Understanding what the knowledge set is behind each of these designations is very important. Some titles are only applicable in certain client-facing financial roles, but others are more appropriate at the corporate-level and won’t be of much use working with individual clients.
Here are the different designations below – all are subject to approval by a specific board, and if an advisor uses ANY of these designations without actually completing the program in its entirety, they are breaking the law and as a general principle should NOT be trusted with your money. All of these designations have some kind of board certification in the form of a certificate. They work hard to achieve it, so usually it’s prominently displayed. If they don’t know where it is…again…RUN.
High-Industry Specific Designations:
CFA (Chartered Financial Analyst) - a professional designation given by the CFA Institute that measures the competence and integrity of financial analysts. Candidates are required to pass three levels of exams covering areas such as accounting, economics, ethics, money management and security analysis. This is one of the most difficult designations to obtain as it is one of the longest and extremely time-consuming programs to complete.
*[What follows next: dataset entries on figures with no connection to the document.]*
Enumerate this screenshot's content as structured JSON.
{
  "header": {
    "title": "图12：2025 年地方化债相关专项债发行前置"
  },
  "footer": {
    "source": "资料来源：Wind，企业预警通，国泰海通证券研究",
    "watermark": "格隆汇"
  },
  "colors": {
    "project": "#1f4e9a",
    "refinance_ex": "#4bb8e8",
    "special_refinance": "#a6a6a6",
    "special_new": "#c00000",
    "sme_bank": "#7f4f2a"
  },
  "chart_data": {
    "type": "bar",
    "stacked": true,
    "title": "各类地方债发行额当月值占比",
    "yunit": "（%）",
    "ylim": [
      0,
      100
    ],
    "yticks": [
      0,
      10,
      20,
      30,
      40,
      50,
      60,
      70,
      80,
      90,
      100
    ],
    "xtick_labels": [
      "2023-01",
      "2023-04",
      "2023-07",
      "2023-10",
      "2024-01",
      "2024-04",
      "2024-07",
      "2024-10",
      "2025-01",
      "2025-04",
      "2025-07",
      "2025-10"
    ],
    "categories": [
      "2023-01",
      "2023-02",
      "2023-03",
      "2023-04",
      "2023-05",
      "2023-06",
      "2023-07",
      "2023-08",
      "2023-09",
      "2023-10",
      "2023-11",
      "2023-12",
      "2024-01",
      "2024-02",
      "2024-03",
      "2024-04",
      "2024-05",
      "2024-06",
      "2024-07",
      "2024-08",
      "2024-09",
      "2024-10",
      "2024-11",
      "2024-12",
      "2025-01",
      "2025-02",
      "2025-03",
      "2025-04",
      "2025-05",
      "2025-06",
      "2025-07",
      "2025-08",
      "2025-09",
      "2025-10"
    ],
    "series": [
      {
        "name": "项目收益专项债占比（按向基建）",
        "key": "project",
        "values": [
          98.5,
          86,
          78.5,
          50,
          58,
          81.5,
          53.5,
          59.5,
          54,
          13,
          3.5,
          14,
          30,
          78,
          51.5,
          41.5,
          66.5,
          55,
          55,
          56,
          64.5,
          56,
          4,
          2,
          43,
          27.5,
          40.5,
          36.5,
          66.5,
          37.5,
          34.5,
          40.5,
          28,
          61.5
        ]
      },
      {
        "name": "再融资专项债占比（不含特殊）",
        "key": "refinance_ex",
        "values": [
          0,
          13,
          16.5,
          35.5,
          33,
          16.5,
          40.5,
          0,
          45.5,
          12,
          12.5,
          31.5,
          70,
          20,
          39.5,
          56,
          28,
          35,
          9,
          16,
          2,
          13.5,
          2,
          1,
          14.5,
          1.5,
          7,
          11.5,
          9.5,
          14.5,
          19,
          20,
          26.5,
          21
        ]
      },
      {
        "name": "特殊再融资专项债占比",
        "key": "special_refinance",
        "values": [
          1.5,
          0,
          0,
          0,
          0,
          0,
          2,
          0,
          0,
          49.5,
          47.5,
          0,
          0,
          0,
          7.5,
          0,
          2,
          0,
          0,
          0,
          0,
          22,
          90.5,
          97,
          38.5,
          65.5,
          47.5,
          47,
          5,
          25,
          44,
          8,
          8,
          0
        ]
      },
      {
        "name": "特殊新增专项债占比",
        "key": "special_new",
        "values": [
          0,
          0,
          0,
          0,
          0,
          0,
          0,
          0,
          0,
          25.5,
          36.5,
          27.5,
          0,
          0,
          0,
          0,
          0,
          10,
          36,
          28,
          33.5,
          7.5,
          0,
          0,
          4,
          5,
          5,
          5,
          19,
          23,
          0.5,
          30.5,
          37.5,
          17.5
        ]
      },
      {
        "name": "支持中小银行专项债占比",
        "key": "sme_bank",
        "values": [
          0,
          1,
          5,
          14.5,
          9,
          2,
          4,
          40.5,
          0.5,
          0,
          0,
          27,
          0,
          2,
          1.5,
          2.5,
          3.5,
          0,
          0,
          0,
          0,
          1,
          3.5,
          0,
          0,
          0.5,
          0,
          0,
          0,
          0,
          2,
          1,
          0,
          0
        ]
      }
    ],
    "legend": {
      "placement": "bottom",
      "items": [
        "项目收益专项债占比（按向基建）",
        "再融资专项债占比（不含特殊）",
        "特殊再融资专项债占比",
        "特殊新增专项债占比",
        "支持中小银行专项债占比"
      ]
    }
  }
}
CFP (Certified Financial Planner) - The CFP® is the most respected financial credential for financial planners, financial firms, and those seeking the advice of a financial planner. The CFP designation is awarded to individuals who successfully complete the CFP Board's initial and ongoing certification requirements. Individuals desiring to become a CFP professional must take extensive exams in the areas of financial planning, taxes, insurance, estate planning and retirement.
CPA (Certified Public Accountant) - an accounting professional who has passed the Uniform CPA examination and has also met additional state certification and experience requirements. These are people who are familiar with the U.S. tax code and are qualified to submit tax returns to the IRS. This is not necessary when doing retirement planning or investing, but it is a nice perk knowing that you advisor is very familiar with accounting practices and the tax code.
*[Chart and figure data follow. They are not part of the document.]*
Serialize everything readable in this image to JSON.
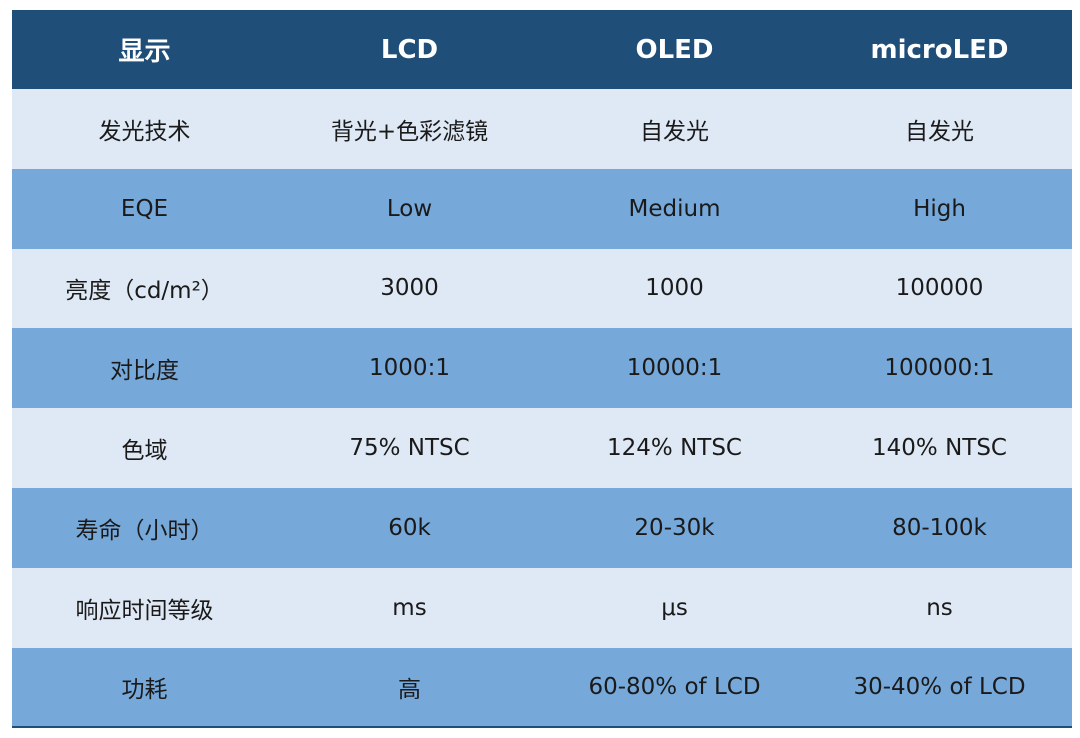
{
  "table": {
    "headers": [
      "显示",
      "LCD",
      "OLED",
      "microLED"
    ],
    "rows": [
      [
        "发光技术",
        "背光+色彩滤镜",
        "自发光",
        "自发光"
      ],
      [
        "EQE",
        "Low",
        "Medium",
        "High"
      ],
      [
        "亮度（cd/m²）",
        "3000",
        "1000",
        "100000"
      ],
      [
        "对比度",
        "1000:1",
        "10000:1",
        "100000:1"
      ],
      [
        "色域",
        "75% NTSC",
        "124% NTSC",
        "140% NTSC"
      ],
      [
        "寿命（小时）",
        "60k",
        "20-30k",
        "80-100k"
      ],
      [
        "响应时间等级",
        "ms",
        "μs",
        "ns"
      ],
      [
        "功耗",
        "高",
        "60-80% of LCD",
        "30-40% of LCD"
      ]
    ]
  },
  "colors": {
    "header_bg": "#1f4e79",
    "row_light": "#dfe9f5",
    "row_dark": "#76a8d9"
  }
}
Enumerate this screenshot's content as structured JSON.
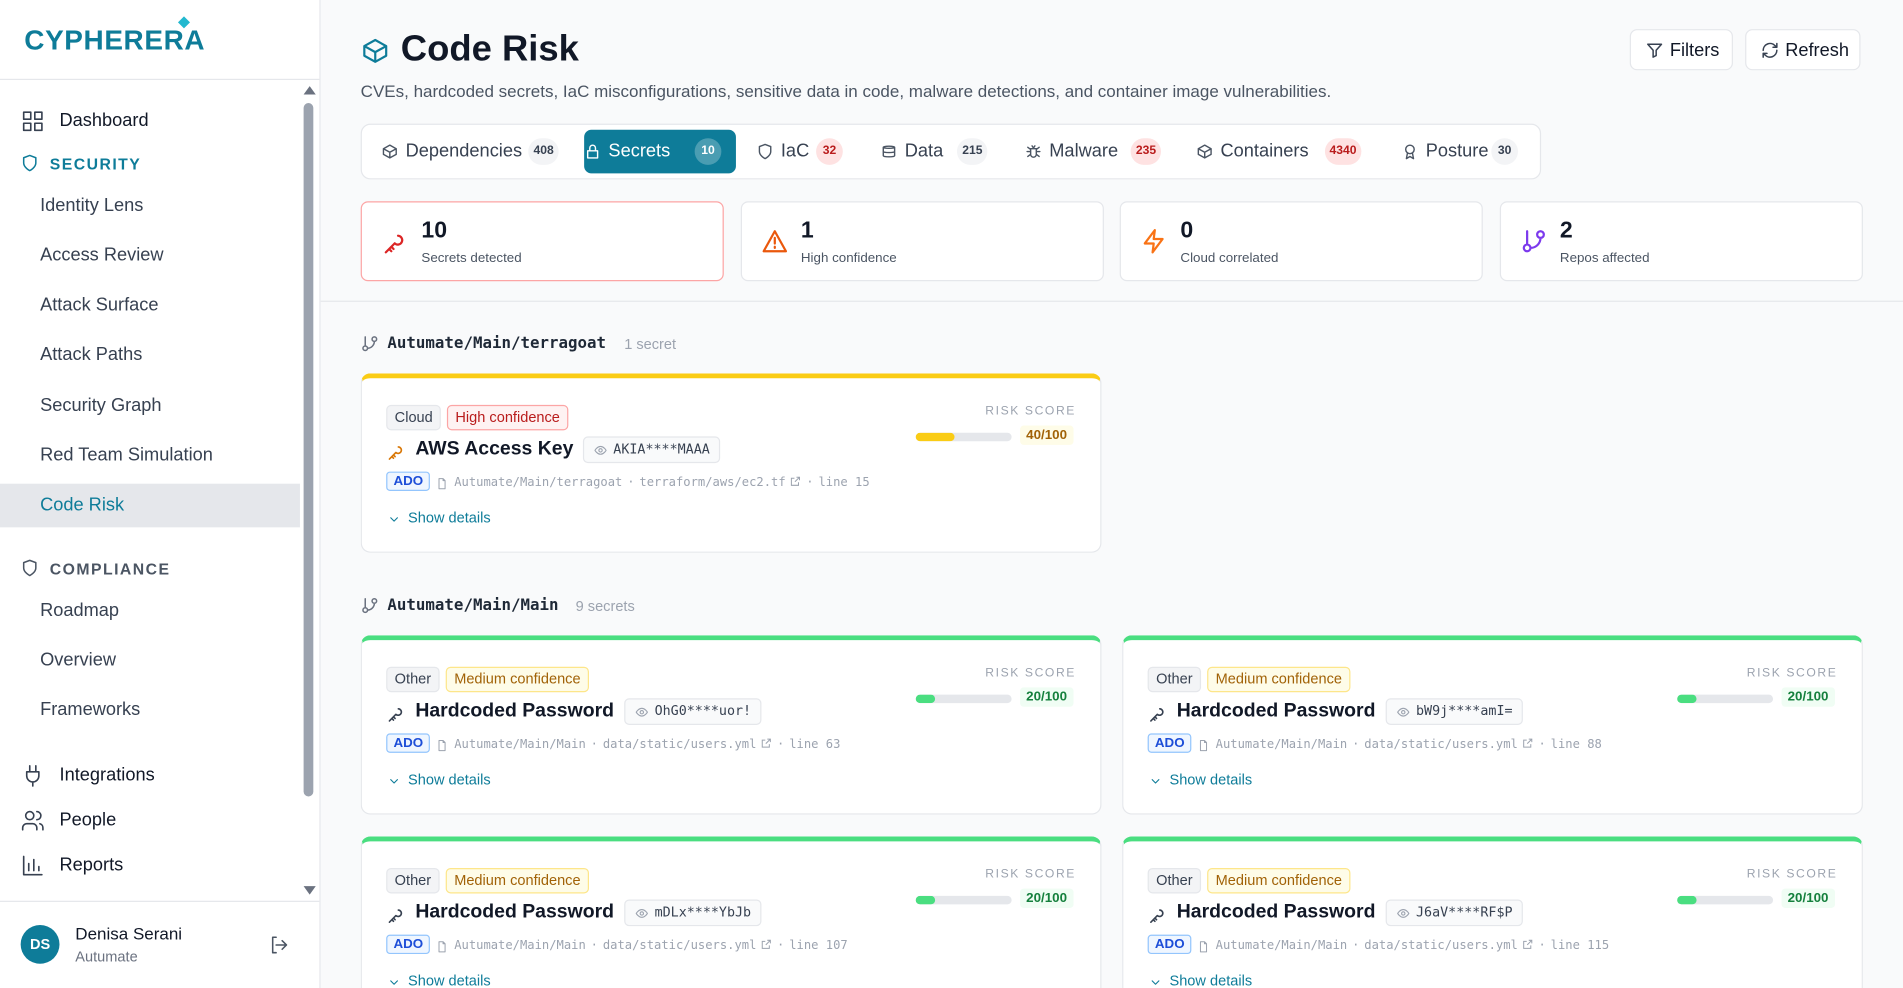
{
  "brand": "CYPHERERA",
  "nav": {
    "top": [
      "Dashboard"
    ],
    "security": {
      "title": "SECURITY",
      "items": [
        "Identity Lens",
        "Access Review",
        "Attack Surface",
        "Attack Paths",
        "Security Graph",
        "Red Team Simulation",
        "Code Risk"
      ],
      "active_index": 6
    },
    "compliance": {
      "title": "COMPLIANCE",
      "items": [
        "Roadmap",
        "Overview",
        "Frameworks"
      ]
    },
    "bottom": [
      "Integrations",
      "People",
      "Reports"
    ]
  },
  "user": {
    "initials": "DS",
    "name": "Denisa Serani",
    "org": "Autumate"
  },
  "header": {
    "title": "Code Risk",
    "subtitle": "CVEs, hardcoded secrets, IaC misconfigurations, sensitive data in code, malware detections, and container image vulnerabilities.",
    "buttons": [
      "Filters",
      "Refresh"
    ]
  },
  "tabs": [
    {
      "label": "Dependencies",
      "count": "408",
      "alert": false
    },
    {
      "label": "Secrets",
      "count": "10",
      "alert": false,
      "active": true
    },
    {
      "label": "IaC",
      "count": "32",
      "alert": true
    },
    {
      "label": "Data",
      "count": "215",
      "alert": false
    },
    {
      "label": "Malware",
      "count": "235",
      "alert": true
    },
    {
      "label": "Containers",
      "count": "4340",
      "alert": true
    },
    {
      "label": "Posture",
      "count": "30",
      "alert": false
    }
  ],
  "stats": [
    {
      "value": "10",
      "label": "Secrets detected",
      "color": "#dc2626"
    },
    {
      "value": "1",
      "label": "High confidence",
      "color": "#ea580c"
    },
    {
      "value": "0",
      "label": "Cloud correlated",
      "color": "#f97316"
    },
    {
      "value": "2",
      "label": "Repos affected",
      "color": "#7c3aed"
    }
  ],
  "risk_score_label": "RISK SCORE",
  "show_details": "Show details",
  "source": "ADO",
  "groups": [
    {
      "repo": "Autumate/Main/terragoat",
      "count_label": "1 secret",
      "cards": [
        {
          "tags": [
            {
              "text": "Cloud",
              "tone": "neutral"
            },
            {
              "text": "High confidence",
              "tone": "high"
            }
          ],
          "title": "AWS Access Key",
          "masked": "AKIA****MAAA",
          "path": "Autumate/Main/terragoat",
          "file": "terraform/aws/ec2.tf",
          "line": "line 15",
          "score": 40,
          "score_label": "40/100",
          "color": "#facc15",
          "icon_color": "#d97706"
        }
      ]
    },
    {
      "repo": "Autumate/Main/Main",
      "count_label": "9 secrets",
      "cards": [
        {
          "tags": [
            {
              "text": "Other",
              "tone": "neutral"
            },
            {
              "text": "Medium confidence",
              "tone": "medium"
            }
          ],
          "title": "Hardcoded Password",
          "masked": "OhG0****uor!",
          "path": "Autumate/Main/Main",
          "file": "data/static/users.yml",
          "line": "line 63",
          "score": 20,
          "score_label": "20/100",
          "color": "#4ade80",
          "icon_color": "#374151"
        },
        {
          "tags": [
            {
              "text": "Other",
              "tone": "neutral"
            },
            {
              "text": "Medium confidence",
              "tone": "medium"
            }
          ],
          "title": "Hardcoded Password",
          "masked": "bW9j****amI=",
          "path": "Autumate/Main/Main",
          "file": "data/static/users.yml",
          "line": "line 88",
          "score": 20,
          "score_label": "20/100",
          "color": "#4ade80",
          "icon_color": "#374151"
        },
        {
          "tags": [
            {
              "text": "Other",
              "tone": "neutral"
            },
            {
              "text": "Medium confidence",
              "tone": "medium"
            }
          ],
          "title": "Hardcoded Password",
          "masked": "mDLx****YbJb",
          "path": "Autumate/Main/Main",
          "file": "data/static/users.yml",
          "line": "line 107",
          "score": 20,
          "score_label": "20/100",
          "color": "#4ade80",
          "icon_color": "#374151"
        },
        {
          "tags": [
            {
              "text": "Other",
              "tone": "neutral"
            },
            {
              "text": "Medium confidence",
              "tone": "medium"
            }
          ],
          "title": "Hardcoded Password",
          "masked": "J6aV****RF$P",
          "path": "Autumate/Main/Main",
          "file": "data/static/users.yml",
          "line": "line 115",
          "score": 20,
          "score_label": "20/100",
          "color": "#4ade80",
          "icon_color": "#374151"
        }
      ]
    }
  ]
}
The following are lesser-known designations, but thanks to the ever-growing fiduciary popularity, these will become more mainstream in the coming years.
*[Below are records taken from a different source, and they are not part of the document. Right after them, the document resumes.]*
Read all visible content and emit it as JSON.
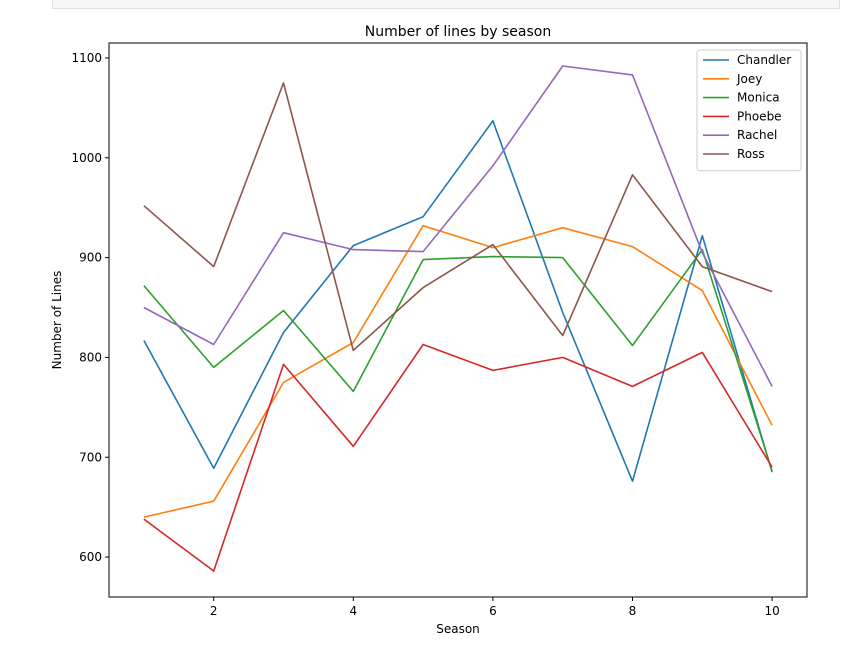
{
  "chart_data": {
    "type": "line",
    "title": "Number of lines by season",
    "xlabel": "Season",
    "ylabel": "Number of Lines",
    "x": [
      1,
      2,
      3,
      4,
      5,
      6,
      7,
      8,
      9,
      10
    ],
    "xlim": [
      0.5,
      10.5
    ],
    "ylim": [
      560,
      1115
    ],
    "xticks": [
      2,
      4,
      6,
      8,
      10
    ],
    "yticks": [
      600,
      700,
      800,
      900,
      1000,
      1100
    ],
    "grid": false,
    "legend_position": "top-right",
    "series": [
      {
        "name": "Chandler",
        "color": "#1f77b4",
        "values": [
          817,
          689,
          825,
          912,
          941,
          1037,
          845,
          676,
          922,
          685
        ]
      },
      {
        "name": "Joey",
        "color": "#ff7f0e",
        "values": [
          640,
          656,
          775,
          815,
          932,
          910,
          930,
          911,
          867,
          732
        ]
      },
      {
        "name": "Monica",
        "color": "#2ca02c",
        "values": [
          872,
          790,
          847,
          766,
          898,
          901,
          900,
          812,
          908,
          686
        ]
      },
      {
        "name": "Phoebe",
        "color": "#d62728",
        "values": [
          638,
          586,
          793,
          711,
          813,
          787,
          800,
          771,
          805,
          690
        ]
      },
      {
        "name": "Rachel",
        "color": "#9467bd",
        "values": [
          850,
          813,
          925,
          908,
          906,
          992,
          1092,
          1083,
          905,
          771
        ]
      },
      {
        "name": "Ross",
        "color": "#8c564b",
        "values": [
          952,
          891,
          1075,
          807,
          870,
          913,
          822,
          983,
          891,
          866
        ]
      }
    ]
  }
}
Asset Management Designations:
AAMS (Accredited Asset Management Specialist) - Graduates of this program are able to identify client opportunities not only in investments but also in the areas of insurance, tax, retirement, and estate planning, while making recommendations based on all aspects of a client’s total financial picture.
APMA (Accredited Portfolio Management Advisor) – Masters of the portfolio creation and management process after completing a unique 2-part program featuring hands-on practice in analyzing investment policy statements, building portfolios, and making asset allocation decisions.
AWMA (Accredited Wealth Management Advisor) - This designation enables the advisor to address complex financial issues faced by affluent clients. They generally have the confidence to optimize clients’ investments to achieve their goals while minimizing investment volatility.
CMFC (Chartered Mutual Fund Counselor) - The only industry-recognized mutual funds designation, this designation indicates a thorough knowledge of mutual funds and their various uses as investment vehicles.
Retirement Planning Designations:
CRPC (Charted Retirement Planning Counselor) – helps clients to define a “road to retirement,” which enables them to focus on the client’s pre-and post-retirement needs, as well as issues related to asset management and estate planning.
CRPS (Chartered Retirement Planning Specialist) – used to recommend implementation techniques that can be executed into well-structured, company-appropriate retirement plans.
Industry Credential Programs:
RP (Registered Paraplanner) - basic, practical knowledge of the financial planning process and the five disciplines of financial planning.
LUTCF (Life Underwriter Training Council Fellow) - educated practitioners on four practice specialties: life insurance and annuities, health and employee benefits, multiline, and financial advising and investments.